The better way here is to use Floyd algorithm which runs in O(|V|^3).
void Floyd(vector<vector<int> >&f){
int n=f.size();
for(int k=0;k<n;k++)
for(int i=0;i<n;i++)
for(int j=0;j<n;j++)
f[i][j]=min(f[i][j],f[i][k]+f[k][j]);
}
The Dijkstra get the distance from one vertex to each vertex once time which runs in O(|E| + |V|log*|V|) using fibonacci heap. Using STL priority_queue there is no update method, the substitute method is inserting the new node each time instead of update the priority. (Here my first time using STL priority queue and suffering a long time to fix a tiny bug in function object passed as priority_queue template :(
struct Node{
int p,v;
Node(int a,int b):p(a),v(b){}
};
struct cmp{
bool operator()(const Node& n1, const Node& n2){
return n1.v>n2.v;
}
};
void Dijkstra(vector<vector<int> >&f){
int n=f.size();
for(int s=0;s<n;s++){
vector<bool> vis(n,false);
priority_queue<Node,vector<Node>,cmp> pq;
for(int i=0;i<n;i++)
pq.push(Node(i,f[s][i]));
while(!pq.empty()){
int v=pq.top().p;
pq.pop();
if(vis[v])continue;
vis[v]=true;
for(int i=0;i<n;i++)
if(f[s][i]>f[s][v]+f[v][i]){
f[s][i]=f[s][v]+f[v][i];
pq.push(Node(i,f[s][i]));
}
}
}
}
The source code can be found at StackOverflow. (But a critical fault he made there)

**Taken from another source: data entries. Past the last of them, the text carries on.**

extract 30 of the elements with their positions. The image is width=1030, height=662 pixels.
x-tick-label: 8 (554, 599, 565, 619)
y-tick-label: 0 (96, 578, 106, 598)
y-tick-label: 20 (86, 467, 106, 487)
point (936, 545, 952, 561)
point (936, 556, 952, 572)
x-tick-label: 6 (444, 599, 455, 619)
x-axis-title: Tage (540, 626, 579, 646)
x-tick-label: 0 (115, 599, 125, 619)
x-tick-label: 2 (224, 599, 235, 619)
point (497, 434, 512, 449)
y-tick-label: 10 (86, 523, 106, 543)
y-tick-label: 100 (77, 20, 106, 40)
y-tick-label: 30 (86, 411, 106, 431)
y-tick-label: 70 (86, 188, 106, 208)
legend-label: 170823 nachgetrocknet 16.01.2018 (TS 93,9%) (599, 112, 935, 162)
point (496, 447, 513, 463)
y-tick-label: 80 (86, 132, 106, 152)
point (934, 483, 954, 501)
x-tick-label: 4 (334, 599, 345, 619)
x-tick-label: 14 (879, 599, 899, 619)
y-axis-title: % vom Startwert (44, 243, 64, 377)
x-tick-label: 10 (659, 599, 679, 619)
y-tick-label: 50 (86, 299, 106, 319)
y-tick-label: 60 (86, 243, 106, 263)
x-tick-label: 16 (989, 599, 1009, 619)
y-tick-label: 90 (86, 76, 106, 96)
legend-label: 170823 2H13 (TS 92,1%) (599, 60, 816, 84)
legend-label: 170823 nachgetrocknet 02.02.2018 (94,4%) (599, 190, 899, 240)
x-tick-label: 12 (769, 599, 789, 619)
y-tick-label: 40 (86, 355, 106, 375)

Note.(1) The template parameters of STL priority_queue. The compare function said that
The expressioncomp(a,b)
, where comp is an object of this type and a and b are elements in the container, shall returntrue
if a is considered to go before b in the strict weak ordering the function defines.
Thus in the Dijkstra algorithm the node with smaller value has higher priority. The Compare function should be n1.v>n2.v
Note.(2) Say in the Dijkstra algorithm, we init the distance array int d[]={INT_MAX}. After that we use the condition if d[x]+y the attention should be paid that overflow might happen.